El nuevo delegado de Urbanismo, Max Vílchez, ha contado que cuando llegó a la Gerencia encontró que, aparte de jefes de Departamento y otros carguetes, Monteseirín y Marchena tenían en el organigrama 33 jefes de servicio para 450 empleados. La media era de un jefe por cada 13 indios, un número éste de tan mal fario que a buen seguro el antiguo régimen tendría ‘in mente’ prevenir el gafe, bien nombrando más jefes aún, bien enchufando  más gente. Dentro de la amplia fauna de cargos, carguetes y carguillos hallada en el frondoso árbol de Urbanismo figuraban jefes que no podían tomar decisiones porque la responsabilidad era compartida.

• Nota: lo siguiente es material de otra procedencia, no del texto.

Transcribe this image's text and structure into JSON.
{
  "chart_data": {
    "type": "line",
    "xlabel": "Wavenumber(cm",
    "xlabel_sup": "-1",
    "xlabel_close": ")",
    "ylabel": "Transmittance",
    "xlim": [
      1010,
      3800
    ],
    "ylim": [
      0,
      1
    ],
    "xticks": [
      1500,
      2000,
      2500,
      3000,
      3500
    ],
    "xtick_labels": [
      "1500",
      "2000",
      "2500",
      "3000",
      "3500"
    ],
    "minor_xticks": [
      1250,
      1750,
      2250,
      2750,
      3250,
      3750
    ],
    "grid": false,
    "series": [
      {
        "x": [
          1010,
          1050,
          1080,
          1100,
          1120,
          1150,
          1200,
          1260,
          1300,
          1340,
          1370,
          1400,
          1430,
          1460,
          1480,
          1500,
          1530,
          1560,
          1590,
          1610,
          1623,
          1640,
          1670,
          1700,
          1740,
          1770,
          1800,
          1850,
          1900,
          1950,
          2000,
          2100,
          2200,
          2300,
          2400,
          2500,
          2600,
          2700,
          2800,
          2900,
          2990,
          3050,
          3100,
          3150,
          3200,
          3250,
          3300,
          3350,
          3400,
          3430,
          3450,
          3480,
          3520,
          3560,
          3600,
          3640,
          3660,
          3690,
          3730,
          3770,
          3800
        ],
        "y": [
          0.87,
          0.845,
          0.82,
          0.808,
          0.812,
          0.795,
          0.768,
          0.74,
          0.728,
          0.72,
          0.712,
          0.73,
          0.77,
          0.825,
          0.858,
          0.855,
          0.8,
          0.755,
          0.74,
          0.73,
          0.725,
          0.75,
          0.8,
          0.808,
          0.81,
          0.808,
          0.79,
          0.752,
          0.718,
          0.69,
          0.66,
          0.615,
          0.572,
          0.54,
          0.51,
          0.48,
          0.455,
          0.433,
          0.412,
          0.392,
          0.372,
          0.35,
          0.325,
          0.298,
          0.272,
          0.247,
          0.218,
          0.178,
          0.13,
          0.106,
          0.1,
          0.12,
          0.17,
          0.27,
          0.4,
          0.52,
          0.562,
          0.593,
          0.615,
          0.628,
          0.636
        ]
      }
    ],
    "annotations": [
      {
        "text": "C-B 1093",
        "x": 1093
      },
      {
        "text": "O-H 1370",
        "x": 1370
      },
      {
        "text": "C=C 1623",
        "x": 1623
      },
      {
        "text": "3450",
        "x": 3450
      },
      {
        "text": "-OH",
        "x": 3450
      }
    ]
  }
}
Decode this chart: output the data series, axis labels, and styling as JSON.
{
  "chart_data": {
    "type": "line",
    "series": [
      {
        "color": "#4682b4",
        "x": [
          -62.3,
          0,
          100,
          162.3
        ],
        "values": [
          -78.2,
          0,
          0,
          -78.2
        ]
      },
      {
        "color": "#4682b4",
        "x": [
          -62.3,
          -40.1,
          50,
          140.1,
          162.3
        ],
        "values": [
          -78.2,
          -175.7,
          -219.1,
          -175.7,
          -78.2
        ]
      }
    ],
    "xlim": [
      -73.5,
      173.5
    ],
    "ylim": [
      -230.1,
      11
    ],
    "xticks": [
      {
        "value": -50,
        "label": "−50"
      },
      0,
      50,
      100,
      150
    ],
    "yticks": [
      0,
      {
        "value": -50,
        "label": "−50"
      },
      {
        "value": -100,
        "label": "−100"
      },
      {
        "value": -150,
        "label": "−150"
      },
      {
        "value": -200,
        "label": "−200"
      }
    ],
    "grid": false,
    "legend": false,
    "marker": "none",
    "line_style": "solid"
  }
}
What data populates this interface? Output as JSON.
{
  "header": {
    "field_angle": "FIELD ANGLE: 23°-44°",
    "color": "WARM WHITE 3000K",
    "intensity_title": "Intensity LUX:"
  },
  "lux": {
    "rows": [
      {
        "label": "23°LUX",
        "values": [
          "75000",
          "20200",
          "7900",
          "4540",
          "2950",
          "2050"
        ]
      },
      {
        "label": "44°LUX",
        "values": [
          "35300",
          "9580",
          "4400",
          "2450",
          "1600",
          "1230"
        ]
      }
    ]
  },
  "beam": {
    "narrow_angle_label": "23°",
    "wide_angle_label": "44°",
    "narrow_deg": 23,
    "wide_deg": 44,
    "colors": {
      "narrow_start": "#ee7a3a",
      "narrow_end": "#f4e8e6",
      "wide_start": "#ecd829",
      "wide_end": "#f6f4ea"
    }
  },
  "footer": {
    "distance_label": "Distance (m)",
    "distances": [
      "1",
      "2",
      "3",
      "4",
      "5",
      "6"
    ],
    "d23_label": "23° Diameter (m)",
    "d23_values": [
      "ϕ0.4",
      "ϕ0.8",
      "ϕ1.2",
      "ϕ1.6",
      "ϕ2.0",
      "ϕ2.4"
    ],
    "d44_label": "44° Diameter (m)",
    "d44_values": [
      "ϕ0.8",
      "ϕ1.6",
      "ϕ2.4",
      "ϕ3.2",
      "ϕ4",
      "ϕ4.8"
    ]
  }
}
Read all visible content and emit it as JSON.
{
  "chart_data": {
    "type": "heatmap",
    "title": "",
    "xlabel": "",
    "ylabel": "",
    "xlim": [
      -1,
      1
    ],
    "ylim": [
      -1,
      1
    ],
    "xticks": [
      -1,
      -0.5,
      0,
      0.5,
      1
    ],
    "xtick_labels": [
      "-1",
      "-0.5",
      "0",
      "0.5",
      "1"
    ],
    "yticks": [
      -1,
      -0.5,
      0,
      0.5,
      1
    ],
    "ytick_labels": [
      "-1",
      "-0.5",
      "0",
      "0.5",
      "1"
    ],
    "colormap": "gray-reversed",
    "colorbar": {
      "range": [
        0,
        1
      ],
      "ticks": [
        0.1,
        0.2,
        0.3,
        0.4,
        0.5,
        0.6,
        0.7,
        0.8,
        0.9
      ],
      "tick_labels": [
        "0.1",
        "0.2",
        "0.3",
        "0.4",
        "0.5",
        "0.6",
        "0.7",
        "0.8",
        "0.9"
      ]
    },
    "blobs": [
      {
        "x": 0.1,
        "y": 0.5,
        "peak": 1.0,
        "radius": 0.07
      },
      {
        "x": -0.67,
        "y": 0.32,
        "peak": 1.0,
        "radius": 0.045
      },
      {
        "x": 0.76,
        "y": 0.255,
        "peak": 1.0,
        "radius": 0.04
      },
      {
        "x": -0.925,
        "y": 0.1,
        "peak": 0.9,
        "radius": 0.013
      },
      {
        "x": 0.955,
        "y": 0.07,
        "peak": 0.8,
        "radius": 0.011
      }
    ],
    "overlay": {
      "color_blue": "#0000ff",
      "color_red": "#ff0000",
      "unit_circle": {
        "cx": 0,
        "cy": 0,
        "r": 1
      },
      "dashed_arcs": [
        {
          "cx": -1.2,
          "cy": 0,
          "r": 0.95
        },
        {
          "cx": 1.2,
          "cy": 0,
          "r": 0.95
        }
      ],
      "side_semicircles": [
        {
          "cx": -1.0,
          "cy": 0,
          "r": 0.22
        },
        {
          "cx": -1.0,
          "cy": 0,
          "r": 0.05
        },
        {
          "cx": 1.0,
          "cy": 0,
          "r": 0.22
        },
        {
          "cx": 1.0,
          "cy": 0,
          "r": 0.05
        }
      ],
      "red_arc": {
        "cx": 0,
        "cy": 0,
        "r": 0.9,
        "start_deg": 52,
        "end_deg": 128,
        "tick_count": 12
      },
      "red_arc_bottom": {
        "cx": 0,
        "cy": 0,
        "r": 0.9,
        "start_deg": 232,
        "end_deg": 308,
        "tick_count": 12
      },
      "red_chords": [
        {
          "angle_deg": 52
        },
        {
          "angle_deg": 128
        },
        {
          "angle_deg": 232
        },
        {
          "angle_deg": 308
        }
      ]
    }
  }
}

Osea, que eran como las águilas bicéfalas del escudo de Carlos V. Pero lo mejor era el jefe que sólo lo era de sí mismo porque no tenía a nadie a su cargo: una categoría unipersonal ‘ad hominem’. Sergio Fernández escribió el ‘best seller’ ‘Vivir sin jefe’  sin reparar en que la evolución darwinista, de la que la Gerencia es su avanzadilla, va justo en sentido contrario: ¡todos jefecitos! Como Mascherano en el Barça de Guardiola.